On 3/14/23 12:25, Michal Koutný wrote:
Hello.
On Tue, Mar 14, 2023 at 10:07:40AM +0000, Daniel Dao <dqminh@xxxxxxxxxxxxxx> wrote:
IMO this violated the principle of cpuset and can be confusing for end users.
I think I prefer Waiman's suggestion of allowing an implicit move to cpuset
when enabling cpuset with subtree_control but not explicit moves such as when
setting cpuset.cpus or writing the pids into cgroup.procs. It's easier to reason
about and make the failure mode more explicit.
What do you think ?
I think cpuset should top IO worker's affinity (like sched_setaffinity(2)).
Thus:
- modifying cpuset.cpus update task's affinity, for sure
- implicit migration (enabling cpuset) update task's affinity, effective nop
Note that since commit 7fd4da9c158 ("cgroup/cpuset: Optimize
cpuset_attach() on v2") in v6.2, implicit migration (enabling cpuset)

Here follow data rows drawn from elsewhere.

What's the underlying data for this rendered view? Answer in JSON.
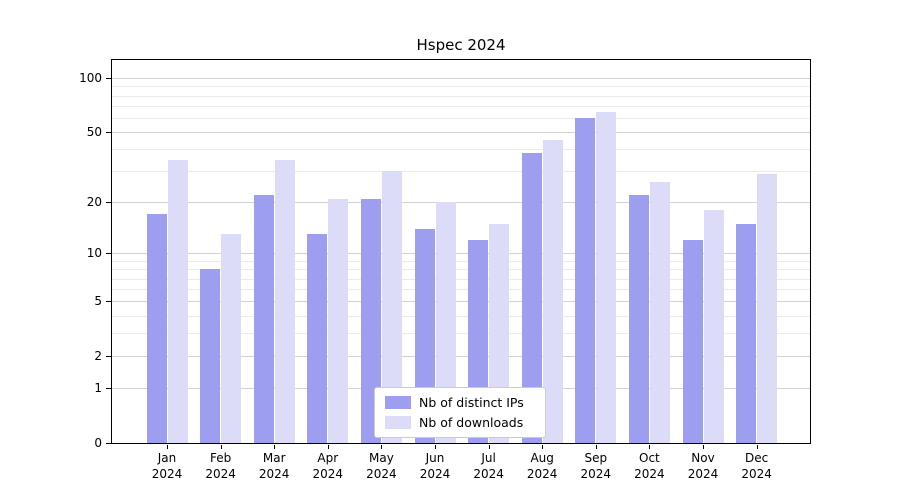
{
  "chart_data": {
    "type": "bar",
    "title": "Hspec 2024",
    "scale": "log1p",
    "grid": true,
    "legend_position": "bottom-center",
    "categories": [
      "Jan",
      "Feb",
      "Mar",
      "Apr",
      "May",
      "Jun",
      "Jul",
      "Aug",
      "Sep",
      "Oct",
      "Nov",
      "Dec"
    ],
    "year_label": "2024",
    "series": [
      {
        "name": "Nb of distinct IPs",
        "color": "#9e9ef0",
        "values": [
          17,
          8,
          22,
          13,
          21,
          14,
          12,
          38,
          60,
          22,
          12,
          15
        ]
      },
      {
        "name": "Nb of downloads",
        "color": "#dcdcf8",
        "values": [
          35,
          13,
          35,
          21,
          30,
          20,
          15,
          45,
          65,
          26,
          18,
          29
        ]
      }
    ],
    "yticks": [
      0,
      1,
      2,
      5,
      10,
      20,
      50,
      100
    ],
    "minor_gridlines": [
      3,
      4,
      6,
      7,
      8,
      9,
      30,
      40,
      60,
      70,
      80,
      90
    ],
    "ylim": [
      0,
      115
    ],
    "colors": {
      "axis": "#000000",
      "major_grid": "#d3d3d3",
      "minor_grid": "#ebebeb",
      "background": "#ffffff"
    }
  }
}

will not affect the cpu affinity of the process.
- explicit migration (meh) update task's affinity, ¯\_(ツ)_/¯
My understanding of PF_NO_SETAFFINITY is that's for kernel threads that
do work that's functionally needed on a given CPU and thus they cannot
be migrated [1]. As said previously for io_uring workers, affinity is
for performance only.
Hence, I'd also suggest on top of 01e68ce08a30 ("io_uring/io-wq: stop
setting PF_NO_SETAFFINITY on io-wq workers"):
--- a/io_uring/sqpoll.c
+++ b/io_uring/sqpoll.c
@@ -233,7 +233,6 @@ static int io_sq_thread(void *data)
set_cpus_allowed_ptr(current, cpumask_of(sqd->sq_cpu));
else
set_cpus_allowed_ptr(current, cpu_online_mask);
- current->flags |= PF_NO_SETAFFINITY;
mutex_lock(&sqd->lock);
while (1) {
Afterall, io_uring_setup(2) already mentions:
When cgroup setting cpuset.cpus changes (typically in container
environment), the bounded cpu set may be changed as well.
Using sched_setaffiinity(2) can be another alternative. Starting from
v6.2, cpu affinity set by sched_affiinity(2) will be more or less
maintained and constrained by the current cpuset even if the cpu list is
being changed as long as there is overlap between the two. The
intersection between cpu affinity set by sched_setaffinity(2) and the
effective_cpus in cpuset will be the effective cpu affinity of the task.
Cheers,
Longman